Una battuta, sapete quale è il politico australiano più pagato? L’ambasciatore italiano!
” Vogliamo chiamarlo caos tasse? Il tema è diventato il vero scandalo italiano: perché il governo Letta, nato con l’obiettivo conclamato della stabilità e della riduzione della pressione fiscale, in realtà l’ha accresciuta. Aumentando la confusione”. Così Panorama oggi in edicola, in 6 pagine la descrizione di un declino annunciato. I temi trattati sono caldi e snervanti: l’Imu si paga o non si paga? L’Irpef sale o scende? Federcontribuenti ha evidenziato i punti critici di un sistema fiscale ed economico attraverso analisi e testimonianze.
A raccontare la sopravvivenza al fisco selvaggio troviamo un lavoratore dipendente, privato e un commerciante; mentre un noto commercialista milanese ci spiega come, i continui cambi e manovrine varie, rendano impossibile il suo lavoro.
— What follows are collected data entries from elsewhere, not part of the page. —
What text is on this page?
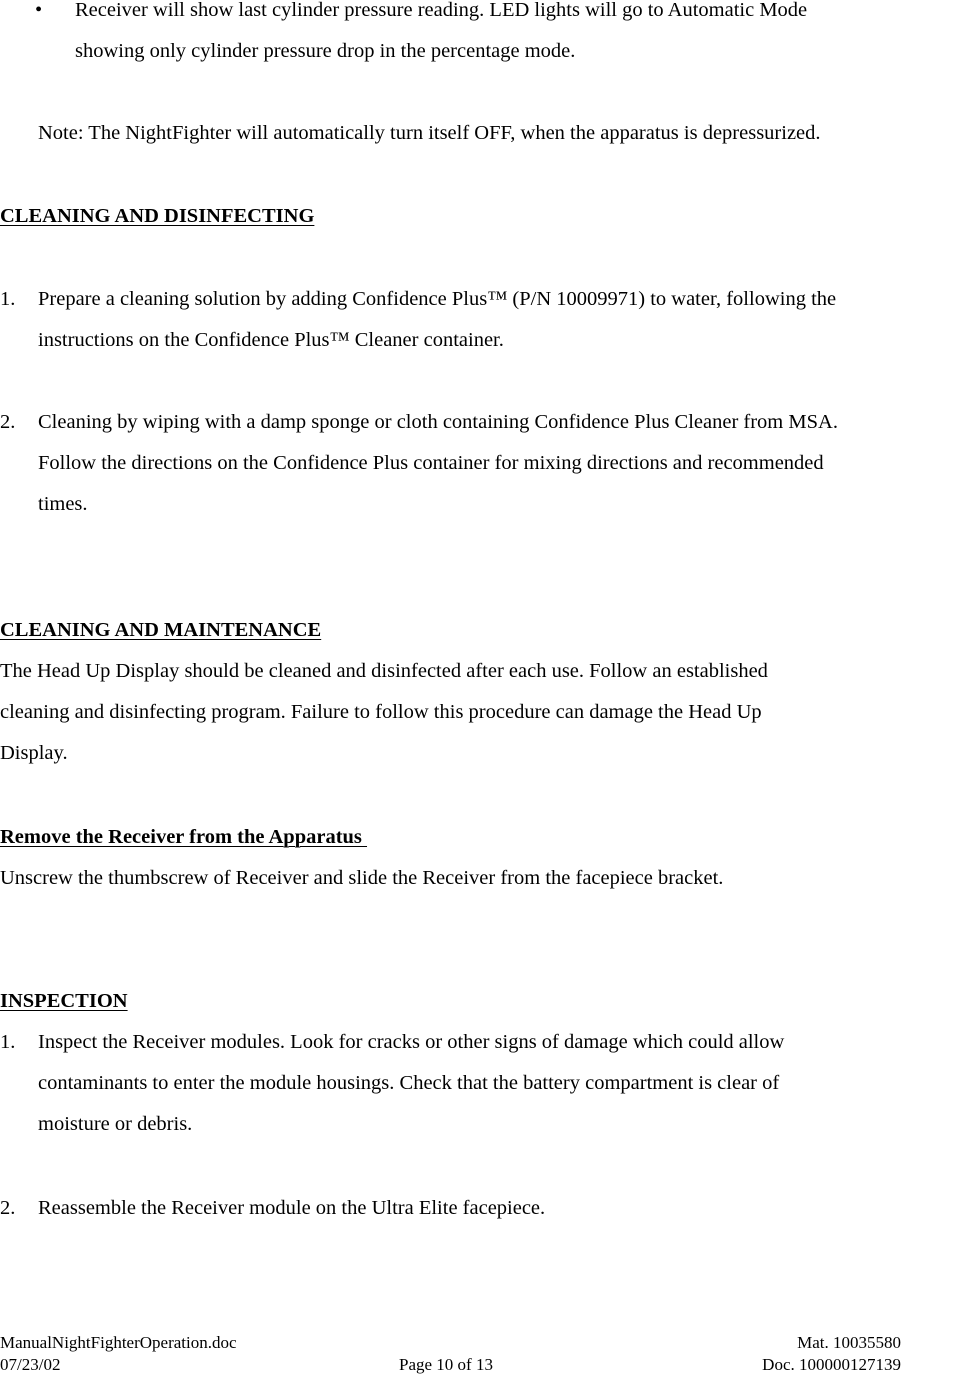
• Receiver will show last cylinder pressure reading. LED lights will go to Automatic Mode
showing only cylinder pressure drop in the percentage mode.
Note: The NightFighter will automatically turn itself OFF, when the apparatus is depressurized.
CLEANING AND DISINFECTING
1. Prepare a cleaning solution by adding Confidence Plus™ (P/N 10009971) to water, following the
instructions on the Confidence Plus™ Cleaner container.
2. Cleaning by wiping with a damp sponge or cloth containing Confidence Plus Cleaner from MSA.
Follow the directions on the Confidence Plus container for mixing directions and recommended
times.
CLEANING AND MAINTENANCE
The Head Up Display should be cleaned and disinfected after each use. Follow an established
cleaning and disinfecting program. Failure to follow this procedure can damage the Head Up
Display.
Remove the Receiver from the Apparatus
Unscrew the thumbscrew of Receiver and slide the Receiver from the facepiece bracket.
INSPECTION
1. Inspect the Receiver modules. Look for cracks or other signs of damage which could allow
contaminants to enter the module housings. Check that the battery compartment is clear of
moisture or debris.
2. Reassemble the Receiver module on the Ultra Elite facepiece.
ManualNightFighterOperation.doc
07/23/02	Page 10 of 13
Mat. 10035580
Doc. 100000127139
Numeri alla mano il lavoratore italiano non è più padrone del proprio guadagno, teme ogni giorno un prelievo in più, teme di non farcela con le scadenze e si arrabbia tentando di fuggire ai controlli. «Il contribuente viene condizionato a tal punto che non acquista più nulla per paura di ricevere un controllo. Una politica assurda, autolesionista. Il caos fiscale alimenta la psicosi. Per prima cosa, – dichiara il presidente Paccagnella -, un contribuente ha diritto di sapere all’anno quanto di preciso deve pagare, sia da un punto di vista lavorativo, sia privato e il prelievo non deve mai superare il 30% della forza contributiva per risultare costituzionale, oggi siamo al 70% se sommiamo le tasse sul lavoro e le tasse come cittadino. Secondo, il lavoratore deve avere il diritto di spendere quanto gli rimane come meglio crede senza subire l’onta dei controlli». Secondo Federcontribuenti il cane continua a mordersi la coda: «nessuno esperto di economia e finanza che si rispetti toglie la liquidità per incrementare la forza lavoro o creare sviluppo economico. Monti e Letta hanno impoverito gli italiani, hanno chiuso, sigillato ogni fuga dalla recessione economica. La stessa lotta all’evasione fiscale non avrebbe motivo di esistere se gli stessi governanti decidessero a testa quanto si deve pagare per mantenere in piedi lo Stato e i servizi pubblici». La domanda resta sempre la stessa, perchè pur pagando di più e spendendo di meno il debito pubblico sale? «Invece di potare i rami malati stanno segando la base dell’albero». Come ad esempio la storia sul contributo di solidarietà previsto dalla legge di stabilità per le pensioni d’oro: un pensionato da 58 mila euro l’anno darà di solidarietà, 230 euro! Mentre, il contributo di solidarietà del 2011 ritenuto incostituzionale l’Inps lo sta restituendo e il governo ha stanziato circa 80 milioni di euro fino al 2015.